A one month old boy born of non consanguineous marriage presented with jaundice without clay coloured stools for 3 days. Mother was a chronic carrier of Hepatitis B and had jaundice at 18 years of age. There were no antenatal or post natal complications. On examination, height was 42 cms, weight was 1.75 kg. There was jaundice and hepatomegaly. Others systems were normal. Investigations showed:
• Hemoglobin = 9.5 gm, dl
• WBC = 18,000, cumm
• Platelets = 3,75,000, cumm
• Bilirubin = 15.2 mg, dl {direct bilirubin = 3.2 mg, dl}, SGOT = 106 IU, L, SGPT = 44 IU, L, Total proteins = 7 gm, dl, Albumin = 4.3 gm, dl, Alkaline phosphatase = 293 IU, L.
• PT and PTT = deranged
• TORCH = CMV, Rubella IgG positive
• HIV, Hepatitis C antibody = Negative
• Ophthalmological examination, Hearing test = Negative
• USG Abdomen = Gall bladder seen
• Urine reducing substance = Negative
• Echocardiography = Normal

The baby was given Hepatitis B vaccine and Hepatitis B immunoglobulin within 72 hours of birth.
Answers of this discussion
Author :- ammar alyousef on 06 July 2013.
Answer :- Yes even the possibility of hepatitis B virus trans placental transmission is rare, IEM should be excluded

Author :- anupama agarwal on 08 July 2013.
Answer :- not hepB.torch infection

Author :- Kalpana Shete on 12 July 2013.
Answer :- n0n hepatitis torch infection

Author :- SERAFINCERANU NAKISA on 21 July 2013.
Answer :- This is the infectios icter { rubella was poztive} because of hemolytic consciences

Author :- rehan rafat on 21 July 2013.
Answer :- Could be IEM

Author :- jahanara gul on 21 July 2013.
Answer :- Keeing in view the TORCH serology and baby being severely IUGR with hepatitis so TORCH infection should be put 1st in the D, D

Author :- Mustafa Aydin on 21 July 2013.
Answer :- How is hepatitis B markers_? AntiHBc IgM_? {window period} And also, Because patient seems IUGR or malnourished, the genetic and metabolic causes {e.g. alpha1 tyripsin deficiency, tyrosinemia, Niemann-Pick disease} should be excluded.
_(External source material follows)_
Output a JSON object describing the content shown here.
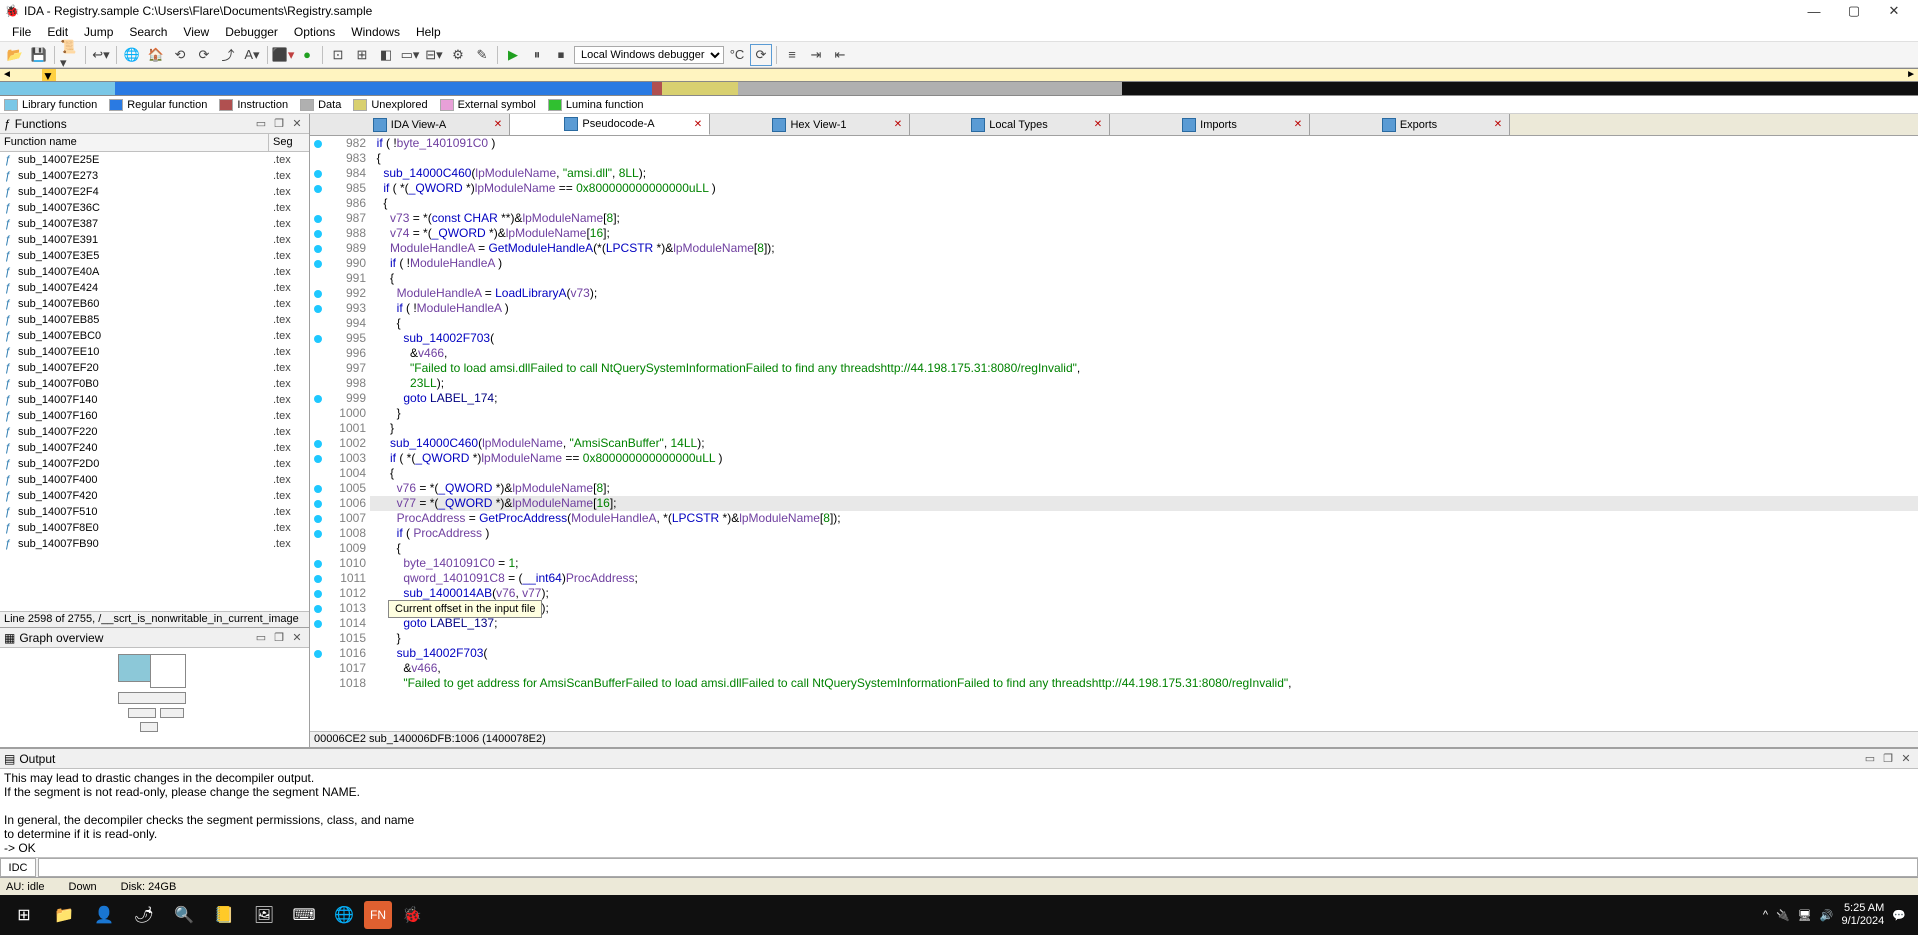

Author :- D Y Shrikhande on 21 July 2013.
Answer :- likely

Author :- Kathleen Braico on 21 July 2013.
Answer :- One would assume that since the other elements of TORCH were done, so was the Hep B titer...He could have postnatally acquired Hep B, or Hep A for that matter. Why is he so small_? What was his birth weight_? We are not told if he was breast fed or has a history of diarrhea.
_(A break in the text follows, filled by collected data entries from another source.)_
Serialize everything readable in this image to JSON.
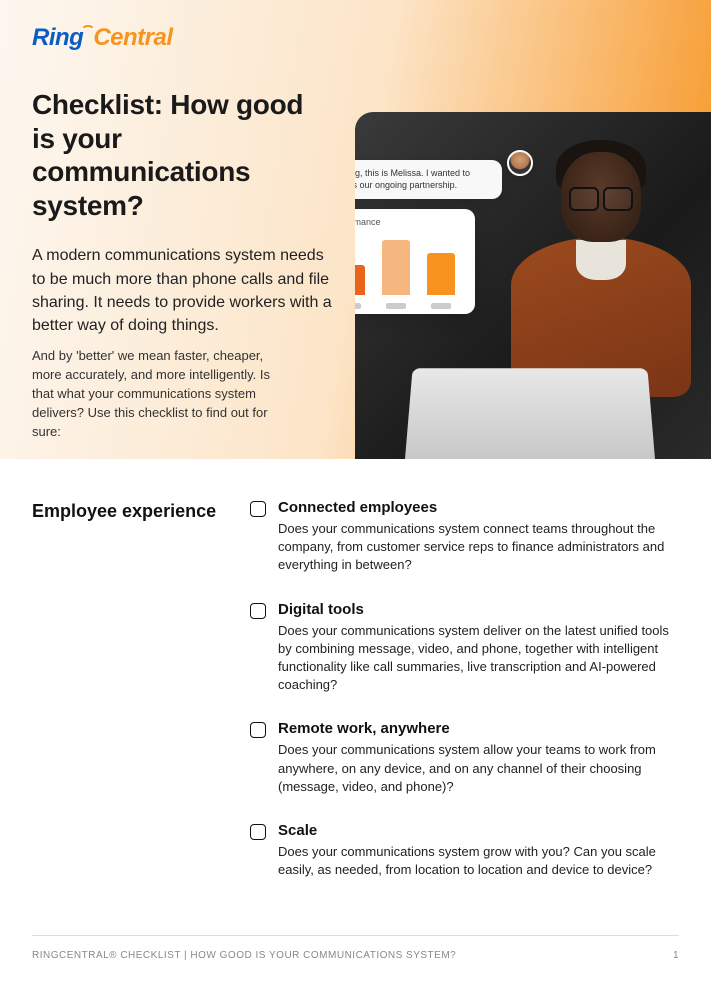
{
  "brand": {
    "part1": "Ring",
    "part2": "Central"
  },
  "hero": {
    "title": "Checklist: How good is your communications system?",
    "lead": "A modern communications system needs to be much more than phone calls and file sharing. It needs to provide workers with a better way of doing things.",
    "sub": "And by 'better' we mean faster, cheaper, more accurately, and more intelligently. Is that what your communications system delivers? Use this checklist to find out for sure:"
  },
  "overlay": {
    "chat": "Hi Irving, this is Melissa. I wanted to discuss our ongoing partnership.",
    "perf_label": "Performance"
  },
  "chart_data": {
    "type": "bar",
    "title": "Performance",
    "categories": [
      "",
      "",
      ""
    ],
    "values": [
      30,
      55,
      42
    ],
    "colors": [
      "#e8651a",
      "#f5b680",
      "#f7931e"
    ],
    "ylim": [
      0,
      60
    ]
  },
  "section": {
    "heading": "Employee experience",
    "items": [
      {
        "title": "Connected employees",
        "desc": "Does your communications system connect teams throughout the company, from customer service reps to finance administrators and everything in between?"
      },
      {
        "title": "Digital tools",
        "desc": "Does your communications system deliver on the latest unified tools by combining message, video, and phone, together with intelligent functionality like call summaries, live transcription and AI-powered coaching?"
      },
      {
        "title": "Remote work, anywhere",
        "desc": "Does your communications system allow your teams to work from anywhere, on any device, and on any channel of their choosing (message, video, and phone)?"
      },
      {
        "title": "Scale",
        "desc": "Does your communications system grow with you? Can you scale easily, as needed, from location to location and device to device?"
      }
    ]
  },
  "footer": {
    "left": "RINGCENTRAL® CHECKLIST | HOW GOOD IS YOUR COMMUNICATIONS SYSTEM?",
    "page": "1"
  }
}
Author :- Ashu syal on 21 July 2013.
Answer :- Well there r two components to this query: 1} indirect hyperbilirubinemia with abnormal coags:- indicating the baby is hemolyzing. And 2} increased LFTs with hepatomegaly. I think we are dealing with some kind of blood dyscrasias! G6PD deficiency in newborn Csn result in prolonged jaundice. Also need to rule out- if mom is breast feeding and taking Meds like phenobarbital etc.